Federal copyright protection has long applied to songwriting rights but it wasn’t extended to sound recordings until 1972, observers said, and then only partial protection was given.

Therefore, terrestrial radio broadcasters have not paid recording royalties on the music they play produced prior to Feb. 15, 1972, nor after that, said Kevin Goldberg, a member at Fletcher, Heald, Hildreth PLC.

“When Congress decided to provide some copyright protection for sound recordings in 1972, it did so prospectively, and it was only partial protection. It gave the owner of the copyright in a sound recording the exclusive right against unauthorized reproduction, unauthorized creation of derivative works and unauthorized distribution to the public,” Goldberg said. “But it specifically did not create an exclusive right to publicly perform the work.”

So while Congress extended the list of media protected under United States copyright law to include sound recordings 1972, there was no performance right of any kind in sound recordings until the late 1990s, Goldberg said.

“The Digital Millennium Copyright Act created a performance right for digital transmissions — satellite and webcasting, but not over-the-air,” he said.

SoundExchange is the entity responsible for collecting digital music recording royalties and distributing them to copyright owners.

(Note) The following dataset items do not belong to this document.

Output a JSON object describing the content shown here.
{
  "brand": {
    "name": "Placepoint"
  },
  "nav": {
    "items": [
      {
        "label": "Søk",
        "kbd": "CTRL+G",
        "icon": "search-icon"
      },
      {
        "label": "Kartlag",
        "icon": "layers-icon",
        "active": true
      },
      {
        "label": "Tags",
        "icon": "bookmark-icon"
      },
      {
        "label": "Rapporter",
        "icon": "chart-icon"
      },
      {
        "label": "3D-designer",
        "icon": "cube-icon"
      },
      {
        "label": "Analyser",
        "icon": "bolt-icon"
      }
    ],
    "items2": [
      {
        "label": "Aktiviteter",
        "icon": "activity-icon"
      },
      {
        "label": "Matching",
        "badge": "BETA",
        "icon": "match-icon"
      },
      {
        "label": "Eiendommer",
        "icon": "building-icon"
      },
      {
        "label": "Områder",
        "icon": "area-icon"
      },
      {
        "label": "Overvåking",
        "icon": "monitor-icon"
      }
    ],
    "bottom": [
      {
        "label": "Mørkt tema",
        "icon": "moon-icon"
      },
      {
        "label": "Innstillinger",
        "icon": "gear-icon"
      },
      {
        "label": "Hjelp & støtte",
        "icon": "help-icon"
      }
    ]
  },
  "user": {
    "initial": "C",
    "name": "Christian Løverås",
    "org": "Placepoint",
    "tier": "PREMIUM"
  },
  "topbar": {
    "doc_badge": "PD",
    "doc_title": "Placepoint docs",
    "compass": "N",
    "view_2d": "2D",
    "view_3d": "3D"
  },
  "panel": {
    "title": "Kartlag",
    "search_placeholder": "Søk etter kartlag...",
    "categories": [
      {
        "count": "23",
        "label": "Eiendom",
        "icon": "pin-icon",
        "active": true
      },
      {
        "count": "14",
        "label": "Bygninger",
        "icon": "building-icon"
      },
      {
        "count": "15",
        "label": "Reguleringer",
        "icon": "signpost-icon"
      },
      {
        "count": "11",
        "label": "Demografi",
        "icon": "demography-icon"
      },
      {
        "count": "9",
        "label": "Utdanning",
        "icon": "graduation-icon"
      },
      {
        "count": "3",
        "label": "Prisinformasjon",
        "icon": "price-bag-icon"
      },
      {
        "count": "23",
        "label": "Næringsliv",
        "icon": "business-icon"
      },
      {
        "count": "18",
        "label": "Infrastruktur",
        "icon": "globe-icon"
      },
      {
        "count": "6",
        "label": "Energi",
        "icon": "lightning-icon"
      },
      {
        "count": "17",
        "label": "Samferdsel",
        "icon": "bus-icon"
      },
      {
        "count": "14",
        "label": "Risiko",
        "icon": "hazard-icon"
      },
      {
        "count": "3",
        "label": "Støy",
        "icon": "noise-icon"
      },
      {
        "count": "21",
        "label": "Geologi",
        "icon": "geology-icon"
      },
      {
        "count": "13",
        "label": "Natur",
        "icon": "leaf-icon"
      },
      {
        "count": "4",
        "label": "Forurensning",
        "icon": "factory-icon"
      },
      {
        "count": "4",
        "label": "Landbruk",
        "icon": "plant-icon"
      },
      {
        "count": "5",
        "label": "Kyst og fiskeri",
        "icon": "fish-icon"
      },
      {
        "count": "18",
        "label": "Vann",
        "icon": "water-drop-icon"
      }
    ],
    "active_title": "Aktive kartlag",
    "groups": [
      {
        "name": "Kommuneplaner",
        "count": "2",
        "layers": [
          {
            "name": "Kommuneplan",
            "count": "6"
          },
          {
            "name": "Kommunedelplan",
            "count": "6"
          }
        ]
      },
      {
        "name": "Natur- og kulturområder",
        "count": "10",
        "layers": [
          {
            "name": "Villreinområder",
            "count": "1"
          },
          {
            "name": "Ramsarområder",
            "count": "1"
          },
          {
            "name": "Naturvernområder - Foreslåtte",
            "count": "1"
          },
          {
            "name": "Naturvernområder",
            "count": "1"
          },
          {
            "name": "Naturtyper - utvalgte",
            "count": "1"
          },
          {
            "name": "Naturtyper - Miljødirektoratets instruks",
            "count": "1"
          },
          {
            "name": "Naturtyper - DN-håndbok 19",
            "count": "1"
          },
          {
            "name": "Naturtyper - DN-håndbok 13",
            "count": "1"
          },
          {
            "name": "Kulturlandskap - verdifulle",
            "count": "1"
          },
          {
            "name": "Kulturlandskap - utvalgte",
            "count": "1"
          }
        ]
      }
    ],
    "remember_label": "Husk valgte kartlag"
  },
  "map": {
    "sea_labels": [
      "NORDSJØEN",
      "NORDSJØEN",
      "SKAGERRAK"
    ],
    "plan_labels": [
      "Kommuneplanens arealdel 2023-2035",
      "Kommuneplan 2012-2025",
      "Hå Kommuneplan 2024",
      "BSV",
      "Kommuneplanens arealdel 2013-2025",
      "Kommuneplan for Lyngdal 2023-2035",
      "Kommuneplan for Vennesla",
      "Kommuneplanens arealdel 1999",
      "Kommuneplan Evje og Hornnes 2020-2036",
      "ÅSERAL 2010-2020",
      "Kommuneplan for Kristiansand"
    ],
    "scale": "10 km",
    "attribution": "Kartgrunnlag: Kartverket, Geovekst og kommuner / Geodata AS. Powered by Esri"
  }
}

The lawsuits are similar to several others filed against Sirius/XM concerning pre-1972 music, including the “Flo and Eddie” suit that found the satellite company liable for playing songs by The Turtles. Sirius/XM is appealing that court decision. It also settled a lawsuit earlier this year brought by Capitol Records. Sirius/XM agreed to pay a $210 million settlement to Capitol and four other record companies to cover performance rights to pre-1972 music through Dec. 31, 2017, according to a press release from the company.

Virtue, who advises clients regarding copyright, music licensing, service marks and online digital streaming and podcasting, said the deal Sirius XM reached with record labels provides some impetus for broadcasters to reach a settlement.

However, the complexity of the performance copyright issue and the differences between state and federal law likely cloud those prospects, Virtue said.

Either way, this “gray area is begging for Congress to act to clarify what’s covered and what’s not,” she said.

There is ambiguity to some state laws that created or clarified copyright in sound recordings since they didn’t speak directly to whether that included a performance right, said Kevin Goldberg, a member at Fletcher, Heald, Hildreth PLC.

It would seem a drastic step for the radio broadcasters to abruptly stop playing pre-1972 music, but that is in part what the lawsuits seek in lieu of royalty payments, according to court documents.

“The broadcasters could stop playing pre-1972 music but that’s not going to result in the dismissal of the lawsuit, since the suit seeks payment of back royalties,” Goldberg said. “That’s something these broadcasters would have to consider if they lose: Is it more advantageous at that point to agree to a royalty structure or to stop playing pre-1972 music?”

Goldberg, who specializes in intellectual property matters, said the only broadcasters that could possibly benefit now by ceasing the performance of pre-1972 music are those that have not already been sued.

“In the event that ABS wins, they’ll probably turn to smaller broadcasters as the next target,” Goldberg said.

Goldberg said it is likely the plaintiffs and defendants are discussing ways to streamline the case prior to entering dispute resolution.

“So it’s safe to assume that settlement discussions are occurring,” he said.

IHeartMedia, CBS and Cumulus de-clined comment on the ongoing litigation.